All’Olimpico va in scena Roma-Pisa, 32° giornata di Serie A. A margine del match Claudio Ranieri ha parlato ai microfoni di DAZN e Sky Sport. Di seguito le sue parole.
Le parole di Ranieri a Sky SPort
Le manca l’adrenalina da allenatore? Come va in questo nuovo ruolo?
“L’anno scorso c’era stata un’unione completa tra me giocatori e tifosi. Una cavalcata meravigliosa, fermata da un punto solo dalla Champions. Ci sono stati due grandi infortuni, gli altri hanno fatto grandi cose. Questo è un ruolo differente, da allenatore devi essere pratico. Qui invece devi guardare, vedere e poi quando vieni interpellato dire la tua”.
Si andrà sulla direzione di Gasperini?
“Si l’anno scorso mi hanno chiesto quali giocatori si potessero prendere. I giocatori sono stati visionate e accettati da me e l’allenatore. Abbiamo preso Malen e Wesley, ma anche gli altri. Facile dire quei due, abbiamo preso anche Ferguson. Si è perso del tempo dietro Sancho? Lui non è voluto venire. Alcuni giocatori non piacevano e non li abbiamo presi. Con il Fair Play Finanziario abbiamo dovuto prendere giocatori in prestito, alcuni sono da Roma, altri magari non sono a quel livello. Non si sono ambientati, pazienza. Cambiamoli”.
Siete in linea col percorso delineato con Gasperini?
“L’anno scorso l’ho detto, mi faccio da parte perché deve essere un anno di conoscenza. Tutto quello si discuterà a fine campionato”.
Le parole di Ranieri su DAZN
Questo ruolo come lo sta vivendo? Ci fa un bilancio?

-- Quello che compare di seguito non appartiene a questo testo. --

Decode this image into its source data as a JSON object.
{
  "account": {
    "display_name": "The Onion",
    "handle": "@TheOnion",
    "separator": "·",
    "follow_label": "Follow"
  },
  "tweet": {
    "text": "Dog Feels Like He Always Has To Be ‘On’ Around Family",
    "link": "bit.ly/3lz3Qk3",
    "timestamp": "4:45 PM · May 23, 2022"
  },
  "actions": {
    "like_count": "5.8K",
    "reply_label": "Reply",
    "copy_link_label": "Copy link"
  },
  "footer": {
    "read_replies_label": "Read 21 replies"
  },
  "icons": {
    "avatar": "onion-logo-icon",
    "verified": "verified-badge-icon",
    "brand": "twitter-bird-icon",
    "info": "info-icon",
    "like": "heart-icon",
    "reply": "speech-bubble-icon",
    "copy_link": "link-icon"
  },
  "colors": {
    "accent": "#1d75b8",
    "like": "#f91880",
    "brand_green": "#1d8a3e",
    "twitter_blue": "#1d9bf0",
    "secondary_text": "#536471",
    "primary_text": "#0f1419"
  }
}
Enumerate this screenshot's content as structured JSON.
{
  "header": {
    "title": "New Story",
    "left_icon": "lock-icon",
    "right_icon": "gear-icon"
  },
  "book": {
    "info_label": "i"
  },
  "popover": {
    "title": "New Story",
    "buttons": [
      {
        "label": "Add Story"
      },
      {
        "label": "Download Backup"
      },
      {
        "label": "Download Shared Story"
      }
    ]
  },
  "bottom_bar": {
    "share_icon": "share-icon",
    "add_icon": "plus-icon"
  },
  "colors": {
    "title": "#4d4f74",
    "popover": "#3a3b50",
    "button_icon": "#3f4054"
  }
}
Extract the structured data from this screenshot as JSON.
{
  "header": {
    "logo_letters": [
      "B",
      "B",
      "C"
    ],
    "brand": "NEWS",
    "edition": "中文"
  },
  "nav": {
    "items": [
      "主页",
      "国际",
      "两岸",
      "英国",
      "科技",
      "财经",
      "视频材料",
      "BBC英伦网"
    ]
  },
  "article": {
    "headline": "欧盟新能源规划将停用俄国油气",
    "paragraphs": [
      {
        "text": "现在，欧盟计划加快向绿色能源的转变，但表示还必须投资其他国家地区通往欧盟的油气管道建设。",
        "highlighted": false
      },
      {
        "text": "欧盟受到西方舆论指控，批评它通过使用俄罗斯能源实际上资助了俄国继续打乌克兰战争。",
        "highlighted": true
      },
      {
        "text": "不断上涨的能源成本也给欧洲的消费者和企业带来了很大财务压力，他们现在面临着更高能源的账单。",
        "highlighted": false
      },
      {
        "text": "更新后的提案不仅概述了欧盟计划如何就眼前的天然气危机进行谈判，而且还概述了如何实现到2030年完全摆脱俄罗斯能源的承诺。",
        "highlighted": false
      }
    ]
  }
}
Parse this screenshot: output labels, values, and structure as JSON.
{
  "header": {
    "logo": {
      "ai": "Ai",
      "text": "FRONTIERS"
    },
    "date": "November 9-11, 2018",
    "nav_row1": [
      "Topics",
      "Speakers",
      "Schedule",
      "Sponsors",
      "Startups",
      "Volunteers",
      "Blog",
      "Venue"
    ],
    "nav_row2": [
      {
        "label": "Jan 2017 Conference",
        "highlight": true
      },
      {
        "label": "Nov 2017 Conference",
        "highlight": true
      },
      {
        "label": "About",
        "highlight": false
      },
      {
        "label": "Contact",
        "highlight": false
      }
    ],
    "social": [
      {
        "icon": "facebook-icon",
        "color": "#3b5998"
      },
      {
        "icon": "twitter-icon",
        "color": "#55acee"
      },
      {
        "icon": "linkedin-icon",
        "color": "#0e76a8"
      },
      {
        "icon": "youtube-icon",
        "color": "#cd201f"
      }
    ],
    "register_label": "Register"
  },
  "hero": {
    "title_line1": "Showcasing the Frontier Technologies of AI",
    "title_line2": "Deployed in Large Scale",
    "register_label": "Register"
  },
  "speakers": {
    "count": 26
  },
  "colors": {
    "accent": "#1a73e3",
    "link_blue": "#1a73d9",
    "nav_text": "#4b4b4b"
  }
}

“Il bilancio lo farò alla fine. Come allenatore scegli la formazione, durante la partita vedi quello che c’è da fare. Da senior advisor quando vieni interpellato dici la tua. Io sono senior advisor della proprietà della società e non dell’allenatore”.
Il rapporto tra te e Gasperini? Cosa ti stupisce?
“Abbiamo proposto 5/6 allenatori, 3 non sono venuti, la società ha scelto Gasperini. Io ho parlato per quello che conoscevo. Abbiamo scelto lui per quello che aveva fatto all’Atalanta. Partire con dei giovani e portarli su grandi livelli. Abbiamo preso dei giovani, lo dico perché io e lui li abbiamo scelti. Non c’è stato un giocatore che lui non ha approvato. Le combinazioni di mercato sono molte, Zaragoza è stato preso su sua richiesta. Abbiamo cercato di dare all’allenatore una squadra che è arrivata a un punto dalla Champions e dei giovani da far maturare. Se non sarò interpellato me ne andrò. Io amo la Roma, come mi sono fatto da parte da allenatore lo farò anche da senior advisor”.